I believe I have a platform that can generate sensor data which is sufficiently interesting that I will work out the techniques for handling this type of data and turning it into actual actions, rather than simply some pretty graphs.

My platform is my hang-glider, and I would like to learn how to fly it better.

Premature optimization is the root of all evil.

Premature application is the root of all boredom and failure.

It’s got to be fun.

Background: In 2008 I co-founded a data company called ScraperWiki in Liverpool. This is normally working with government administrative data.

More recently, my projects in dynamic environmental data have included Housahedron, based on installing 100 temperature sensors in a house, knowing its internal polyhedral volume, and being able to see in real time the cold air drafting through the front door and around the house, or the heat convecting off the radiators:

Housahedron was accepted into the Berlin Startup Bootcamp 2014:

Then I investigated the potential of a very cheap device you could put in your fridge (cost less than a pint of milk, and be smaller) that measured its duty cycle over time and gave it a quality rating out of 100 depending on its energy efficiency. With such ratings, it would be possible to target the replacement of the lowest rated fridges across the country and make the biggest difference.

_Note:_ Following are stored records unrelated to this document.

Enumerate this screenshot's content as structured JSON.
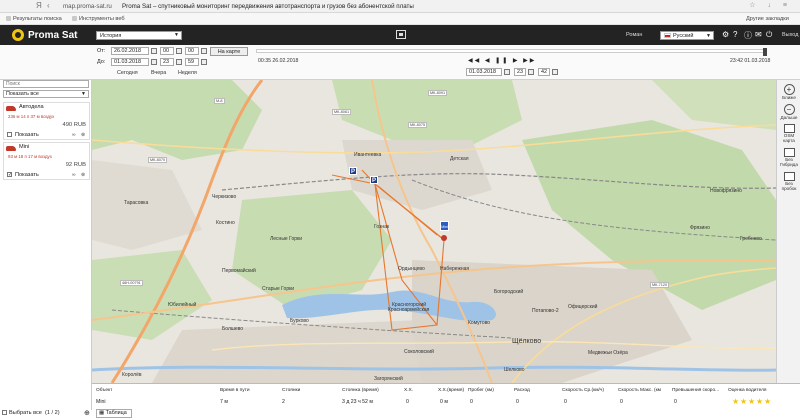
{
  "browser": {
    "logo": "Я",
    "host": "map.proma-sat.ru",
    "title": "Proma Sat – спутниковый мониторинг передвижения автотранспорта и грузов без абонентской платы",
    "bookmarks": [
      "Результаты поиска",
      "Инструменты веб"
    ],
    "other_bookmarks": "Другие закладки"
  },
  "header": {
    "logo": "Proma Sat",
    "mode": "История",
    "user": "Роман",
    "language": "Русский",
    "logout": "Выход"
  },
  "controls": {
    "from_label": "От:",
    "to_label": "До:",
    "from_date": "26.02.2018",
    "to_date": "01.03.2018",
    "from_hour": "00",
    "from_min": "00",
    "to_hour": "23",
    "to_min": "59",
    "to_map_button": "На карте",
    "today": "Сегодня",
    "yesterday": "Вчера",
    "week": "Неделя",
    "start_time": "00:35 26.02.2018",
    "end_time": "23:42 01.03.2018",
    "current_date": "01.03.2018",
    "current_hour": "23",
    "current_min": "42",
    "progress": 1.0
  },
  "sidebar": {
    "search_placeholder": "Поиск",
    "filter": "Показать все",
    "vehicles": [
      {
        "name": "Автодела",
        "desc": "236 м 14 п 37 м воздух",
        "price": "490 RUB",
        "show_label": "Показать",
        "checked": false
      },
      {
        "name": "Mini",
        "desc": "93 м 18 п 17 м воздух",
        "price": "92 RUB",
        "show_label": "Показать",
        "checked": true
      }
    ],
    "select_all": "Выбрать все",
    "count": "(1 / 2)"
  },
  "map": {
    "places": [
      {
        "name": "Ивантеевка"
      },
      {
        "name": "Детская"
      },
      {
        "name": "Тарасовка"
      },
      {
        "name": "Черкизово"
      },
      {
        "name": "Костино"
      },
      {
        "name": "Королёв"
      },
      {
        "name": "Юбилейный"
      },
      {
        "name": "Первомайский"
      },
      {
        "name": "Лесные Горки"
      },
      {
        "name": "Старые Горки"
      },
      {
        "name": "Гознак"
      },
      {
        "name": "Ордынцево"
      },
      {
        "name": "Набережная"
      },
      {
        "name": "Красноармейская"
      },
      {
        "name": "Богородский"
      },
      {
        "name": "Потапово-2"
      },
      {
        "name": "Офицерский"
      },
      {
        "name": "Шелково"
      },
      {
        "name": "Фрязино"
      },
      {
        "name": "Гребнево"
      },
      {
        "name": "Новофрязино"
      },
      {
        "name": "Соколовский"
      },
      {
        "name": "Загорянский"
      },
      {
        "name": "Комутово"
      },
      {
        "name": "Болшево"
      },
      {
        "name": "Бурково"
      },
      {
        "name": "Красногорский"
      },
      {
        "name": "Медвежьи Озёра"
      },
      {
        "name": "Щёлково"
      }
    ],
    "roads": [
      "M-8",
      "МК-8061",
      "МК-8070",
      "МК-8091",
      "МК-7120",
      "МК-8075",
      "46Н-00791"
    ],
    "parking_label": "P",
    "vehicle_marker": "Mini"
  },
  "tools": [
    {
      "icon": "plus-icon",
      "label": "Ближе"
    },
    {
      "icon": "minus-icon",
      "label": "Дальше"
    },
    {
      "icon": "osm-icon",
      "label": "OSM карта"
    },
    {
      "icon": "nolayer-icon",
      "label": "Без Гибрида"
    },
    {
      "icon": "traffic-icon",
      "label": "Без пробок"
    }
  ],
  "table": {
    "headers": [
      "Объект",
      "Время в пути",
      "Стоянки",
      "Стоянка (время)",
      "Х.Х.",
      "Х.Х.(время)",
      "Пробег (км)",
      "Расход",
      "Скорость Ср.(км/ч)",
      "Скорость Макс. (км",
      "Превышения скоро...",
      "Оценка водителя"
    ],
    "row": [
      "Mini",
      "7 м",
      "2",
      "3 д 23 ч 52 м",
      "0",
      "0 м",
      "0",
      "0",
      "0",
      "0",
      "0"
    ],
    "rating": 5,
    "tab": "Таблица"
  }
}
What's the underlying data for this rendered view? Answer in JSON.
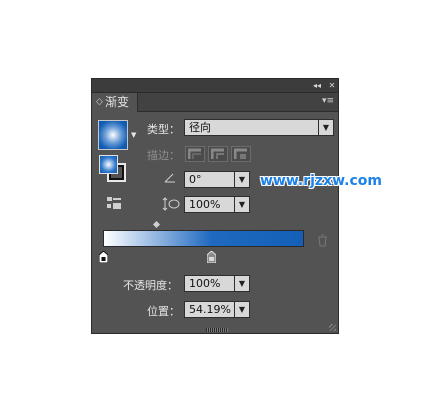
{
  "panel": {
    "title": "渐变",
    "collapse_glyph": "◂◂",
    "close_glyph": "✕",
    "tab_arrows": "◇",
    "menu_icon": "▾≡"
  },
  "gradient": {
    "type_label": "类型：",
    "type_value": "径向",
    "stroke_label": "描边：",
    "angle_value": "0°",
    "aspect_value": "100%",
    "opacity_label": "不透明度：",
    "opacity_value": "100%",
    "location_label": "位置：",
    "location_value": "54.19%",
    "start_color": "#ffffff",
    "end_color": "#1460b8",
    "selected_stop_location": 54.19
  },
  "watermark": {
    "text": "www.rjzxw.com",
    "color": "#1c82e8"
  }
}
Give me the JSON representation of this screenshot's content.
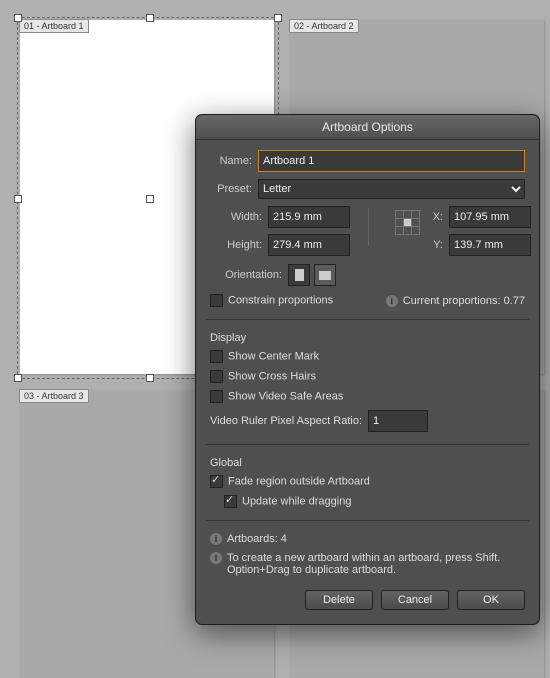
{
  "artboards": {
    "ab1": "01 - Artboard 1",
    "ab2": "02 - Artboard 2",
    "ab3": "03 - Artboard 3"
  },
  "dialog": {
    "title": "Artboard Options",
    "name_lbl": "Name:",
    "name_val": "Artboard 1",
    "preset_lbl": "Preset:",
    "preset_val": "Letter",
    "width_lbl": "Width:",
    "width_val": "215.9 mm",
    "height_lbl": "Height:",
    "height_val": "279.4 mm",
    "x_lbl": "X:",
    "x_val": "107.95 mm",
    "y_lbl": "Y:",
    "y_val": "139.7 mm",
    "orient_lbl": "Orientation:",
    "constrain_lbl": "Constrain proportions",
    "curprop_lbl": "Current proportions: 0.77",
    "display_hdr": "Display",
    "show_center": "Show Center Mark",
    "show_cross": "Show Cross Hairs",
    "show_video": "Show Video Safe Areas",
    "video_ratio_lbl": "Video Ruler Pixel Aspect Ratio:",
    "video_ratio_val": "1",
    "global_hdr": "Global",
    "fade_lbl": "Fade region outside Artboard",
    "update_drag_lbl": "Update while dragging",
    "artboards_count": "Artboards: 4",
    "tip": "To create a new artboard within an artboard, press Shift. Option+Drag to duplicate artboard.",
    "btn_delete": "Delete",
    "btn_cancel": "Cancel",
    "btn_ok": "OK"
  }
}
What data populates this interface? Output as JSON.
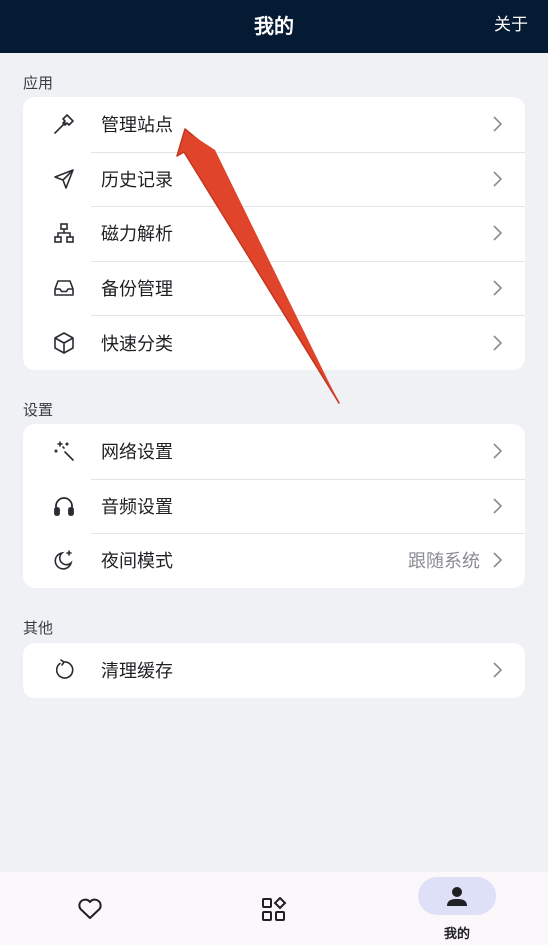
{
  "header": {
    "title": "我的",
    "about": "关于"
  },
  "sections": {
    "app": {
      "label": "应用",
      "items": [
        {
          "label": "管理站点",
          "icon": "hammer-icon"
        },
        {
          "label": "历史记录",
          "icon": "send-icon"
        },
        {
          "label": "磁力解析",
          "icon": "sitemap-icon"
        },
        {
          "label": "备份管理",
          "icon": "inbox-icon"
        },
        {
          "label": "快速分类",
          "icon": "cube-icon"
        }
      ]
    },
    "settings": {
      "label": "设置",
      "items": [
        {
          "label": "网络设置",
          "icon": "magic-wand-icon"
        },
        {
          "label": "音频设置",
          "icon": "headphones-icon"
        },
        {
          "label": "夜间模式",
          "icon": "moon-stars-icon",
          "value": "跟随系统"
        }
      ]
    },
    "other": {
      "label": "其他",
      "items": [
        {
          "label": "清理缓存",
          "icon": "refresh-icon"
        }
      ]
    }
  },
  "bottom_nav": {
    "items": [
      {
        "icon": "heart-icon"
      },
      {
        "icon": "apps-icon"
      },
      {
        "icon": "person-icon",
        "label": "我的",
        "active": true
      }
    ]
  },
  "colors": {
    "header_bg": "#051a33",
    "page_bg": "#f0f1f5",
    "active_pill": "#dde0f7",
    "annotation_arrow": "#e0442a"
  }
}
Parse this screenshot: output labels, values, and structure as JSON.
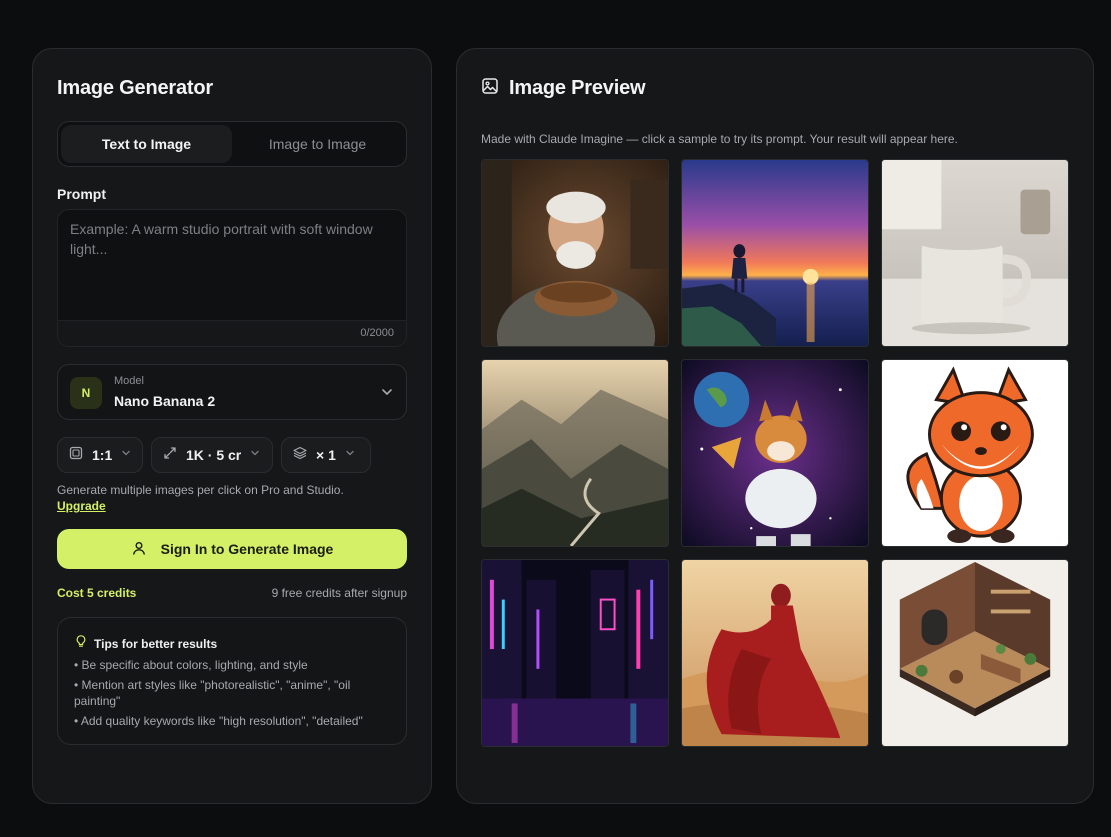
{
  "generator": {
    "title": "Image Generator",
    "tabs": [
      {
        "label": "Text to Image",
        "active": true
      },
      {
        "label": "Image to Image",
        "active": false
      }
    ],
    "prompt": {
      "label": "Prompt",
      "value": "",
      "placeholder": "Example: A warm studio portrait with soft window light...",
      "char_count": "0/2000"
    },
    "model": {
      "caption": "Model",
      "badge": "N",
      "name": "Nano Banana 2"
    },
    "options": {
      "ratio": "1:1",
      "resolution": "1K · 5 cr",
      "count": "× 1"
    },
    "multi_note": "Generate multiple images per click on Pro and Studio.",
    "upgrade_label": "Upgrade",
    "signin_label": "Sign In to Generate Image",
    "cost": "Cost 5 credits",
    "free_credits": "9 free credits after signup",
    "tips": {
      "title": "Tips for better results",
      "items": [
        "• Be specific about colors, lighting, and style",
        "• Mention art styles like \"photorealistic\", \"anime\", \"oil painting\"",
        "• Add quality keywords like \"high resolution\", \"detailed\""
      ]
    }
  },
  "preview": {
    "title": "Image Preview",
    "description": "Made with Claude Imagine — click a sample to try its prompt. Your result will appear here."
  },
  "colors": {
    "accent": "#d3f067",
    "panel": "#151718",
    "background": "#0c0d0e"
  }
}
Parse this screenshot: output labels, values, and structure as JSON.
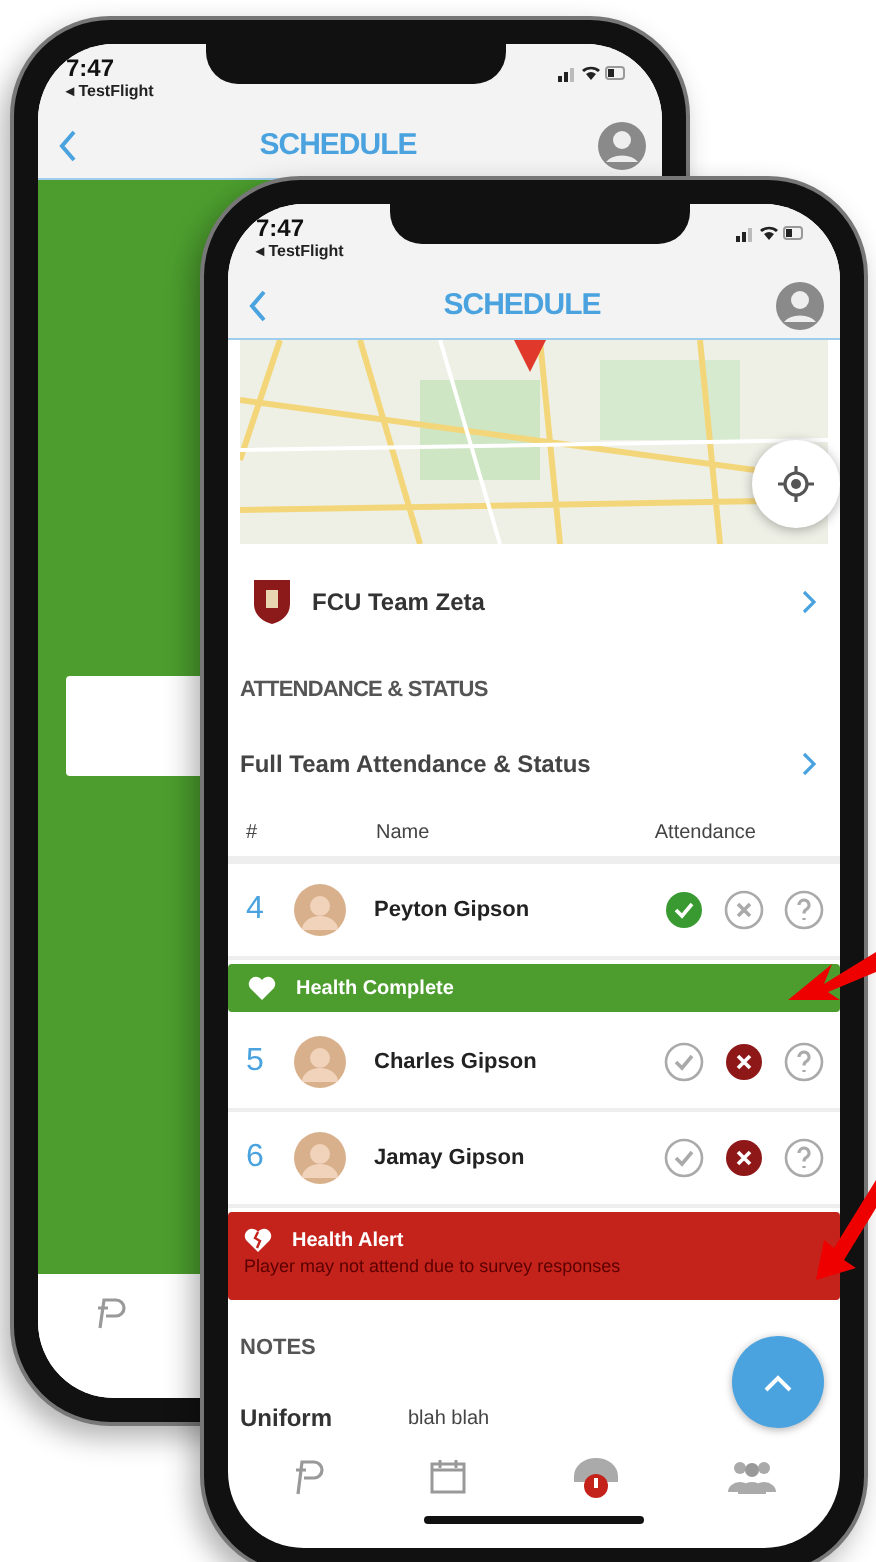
{
  "back_phone": {
    "status_bar": {
      "time": "7:47",
      "back_app": "◂ TestFlight"
    },
    "nav": {
      "title": "SCHEDULE"
    }
  },
  "front_phone": {
    "status_bar": {
      "time": "7:47",
      "back_app": "◂ TestFlight"
    },
    "nav": {
      "title": "SCHEDULE"
    },
    "team": {
      "name": "FCU Team Zeta"
    },
    "attendance_section": {
      "heading": "ATTENDANCE & STATUS",
      "link": "Full Team Attendance & Status",
      "columns": [
        "#",
        "Name",
        "Attendance"
      ],
      "players": [
        {
          "number": "4",
          "name": "Peyton Gipson",
          "choices": [
            {
              "kind": "yes",
              "selected": true
            },
            {
              "kind": "no",
              "selected": false
            },
            {
              "kind": "maybe",
              "selected": false
            }
          ],
          "health": {
            "kind": "complete",
            "title": "Health Complete"
          }
        },
        {
          "number": "5",
          "name": "Charles Gipson",
          "choices": [
            {
              "kind": "yes",
              "selected": false
            },
            {
              "kind": "no",
              "selected": true
            },
            {
              "kind": "maybe",
              "selected": false
            }
          ]
        },
        {
          "number": "6",
          "name": "Jamay Gipson",
          "choices": [
            {
              "kind": "yes",
              "selected": false
            },
            {
              "kind": "no",
              "selected": true
            },
            {
              "kind": "maybe",
              "selected": false
            }
          ],
          "health": {
            "kind": "alert",
            "title": "Health Alert",
            "message": "Player may not attend due to survey responses"
          }
        }
      ]
    },
    "notes": {
      "heading": "NOTES",
      "items": [
        {
          "label": "Uniform",
          "value": "blah blah"
        }
      ]
    }
  }
}
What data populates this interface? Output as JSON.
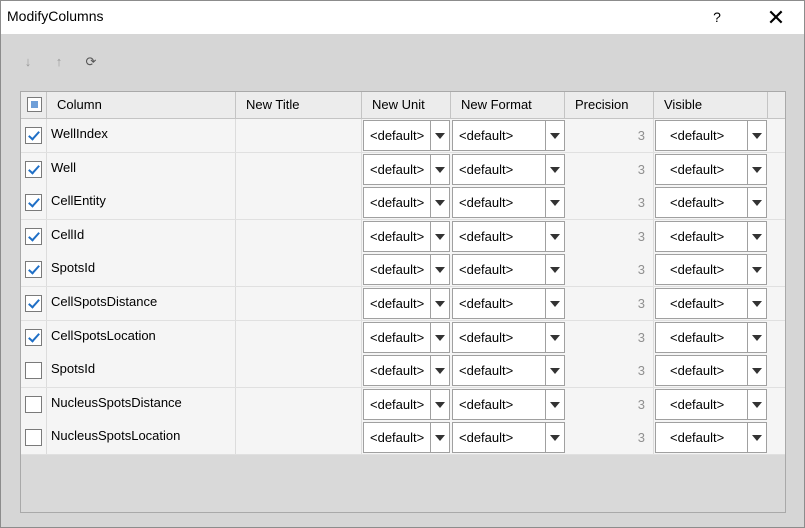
{
  "window": {
    "title": "ModifyColumns",
    "help_label": "?",
    "close_label": "✕"
  },
  "toolbar": {
    "move_down_glyph": "↓",
    "move_up_glyph": "↑",
    "refresh_glyph": "⟳"
  },
  "table": {
    "headers": [
      "Column",
      "New Title",
      "New Unit",
      "New Format",
      "Precision",
      "Visible"
    ],
    "select_all_state": "partial",
    "rows": [
      {
        "checked": true,
        "column": "WellIndex",
        "new_title": "",
        "new_unit": "<default>",
        "new_format": "<default>",
        "precision": "3",
        "visible": "<default>"
      },
      {
        "checked": true,
        "column": "Well",
        "new_title": "",
        "new_unit": "<default>",
        "new_format": "<default>",
        "precision": "3",
        "visible": "<default>"
      },
      {
        "checked": true,
        "column": "CellEntity",
        "new_title": "",
        "new_unit": "<default>",
        "new_format": "<default>",
        "precision": "3",
        "visible": "<default>"
      },
      {
        "checked": true,
        "column": "CellId",
        "new_title": "",
        "new_unit": "<default>",
        "new_format": "<default>",
        "precision": "3",
        "visible": "<default>"
      },
      {
        "checked": true,
        "column": "SpotsId",
        "new_title": "",
        "new_unit": "<default>",
        "new_format": "<default>",
        "precision": "3",
        "visible": "<default>"
      },
      {
        "checked": true,
        "column": "CellSpotsDistance",
        "new_title": "",
        "new_unit": "<default>",
        "new_format": "<default>",
        "precision": "3",
        "visible": "<default>"
      },
      {
        "checked": true,
        "column": "CellSpotsLocation",
        "new_title": "",
        "new_unit": "<default>",
        "new_format": "<default>",
        "precision": "3",
        "visible": "<default>"
      },
      {
        "checked": false,
        "column": "SpotsId",
        "new_title": "",
        "new_unit": "<default>",
        "new_format": "<default>",
        "precision": "3",
        "visible": "<default>"
      },
      {
        "checked": false,
        "column": "NucleusSpotsDistance",
        "new_title": "",
        "new_unit": "<default>",
        "new_format": "<default>",
        "precision": "3",
        "visible": "<default>"
      },
      {
        "checked": false,
        "column": "NucleusSpotsLocation",
        "new_title": "",
        "new_unit": "<default>",
        "new_format": "<default>",
        "precision": "3",
        "visible": "<default>"
      }
    ]
  }
}
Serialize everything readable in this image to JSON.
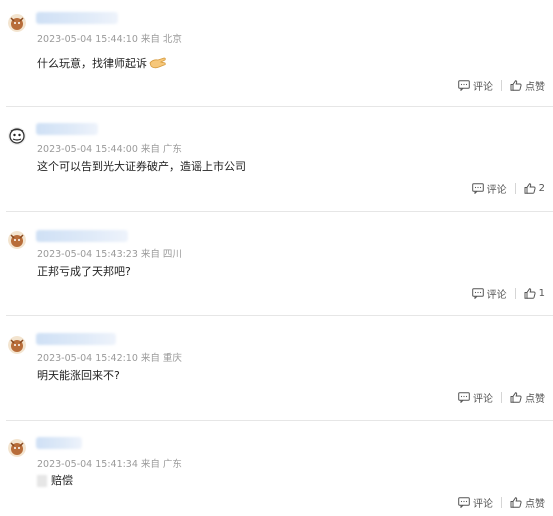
{
  "comments": [
    {
      "timestamp": "2023-05-04 15:44:10",
      "from_label": "来自",
      "location": "北京",
      "text": "什么玩意，找律师起诉",
      "reply_label": "评论",
      "like_label": "点赞"
    },
    {
      "timestamp": "2023-05-04 15:44:00",
      "from_label": "来自",
      "location": "广东",
      "text": "这个可以告到光大证券破产，造谣上市公司",
      "reply_label": "评论",
      "like_label": "2"
    },
    {
      "timestamp": "2023-05-04 15:43:23",
      "from_label": "来自",
      "location": "四川",
      "text": "正邦亏成了天邦吧?",
      "reply_label": "评论",
      "like_label": "1"
    },
    {
      "timestamp": "2023-05-04 15:42:10",
      "from_label": "来自",
      "location": "重庆",
      "text": "明天能涨回来不?",
      "reply_label": "评论",
      "like_label": "点赞"
    },
    {
      "timestamp": "2023-05-04 15:41:34",
      "from_label": "来自",
      "location": "广东",
      "text": "赔偿",
      "reply_label": "评论",
      "like_label": "点赞"
    }
  ],
  "icons": {
    "reply": "comment-icon",
    "like": "thumbs-up-icon",
    "emoji": "hand-emoji-icon"
  },
  "colors": {
    "meta": "#9a9a9a",
    "divider": "#e6e6e6",
    "name_blur": "#cfe0f5"
  }
}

But this got too difficult when I discovered how much temperature variation there was in the interior shell, and that I’d have to spend years pushing this idea around till someone could sponsor it.

And anyway, there was only one action that would result from all the data gathering — a decision to purchase a new fridge and at what time.

So now I’m doing a really, really interesting cool sensor data project. And maybe this time I will push it through to some sort of conclusion where, yes, the data gets converted into action.

These developments, and any software and techniques, will apply to all other energy monitoring data projects — including any projects which are on the Program. I can supply teaching, skills and hard questions to any other teams who needs it.

See links for some references to on-going work in data gathering and analysis. Sensors I have are:

Geometric: GPS, compass, accelerometer, gyro (to be replaced with a single Bosch BNO055 device), highly accurate barometer, windspeed meter, wind-flow stall front detector

Atmospheric: 4 different temperature devices, humidity sensor, barometer, wing temperature infra-red sensor

Experiments include:
(a) determining the vortex rotation of a thermal
(b) discovering the temperature change when crossing the threshold of a thermal
(c) calculating the polar curve of glide angle vs air speed
(d) calculating the bank angle vs turning radius
(e) relating the temperature lapse rate in the atmospheric column and comparing with thermal strength
(f) estimating cloud base height from humidity, temperature and estimated lapse rate

If you are worried that you have too many teams who have great ideas to deploy these amazing data sensors in houses, in heat storage systems, and so on, but that they might get lost when it comes to time actually do something with the data, you need me on the Program.

Meanwhile, I spent last Wednesday nailed to the hill of Penmaenbach above Conwy in a light sea breeze dodging one other glider. Unfortunately the SD card was disconnected, so I didn’t get any data.


At least I got some nice pictures, though.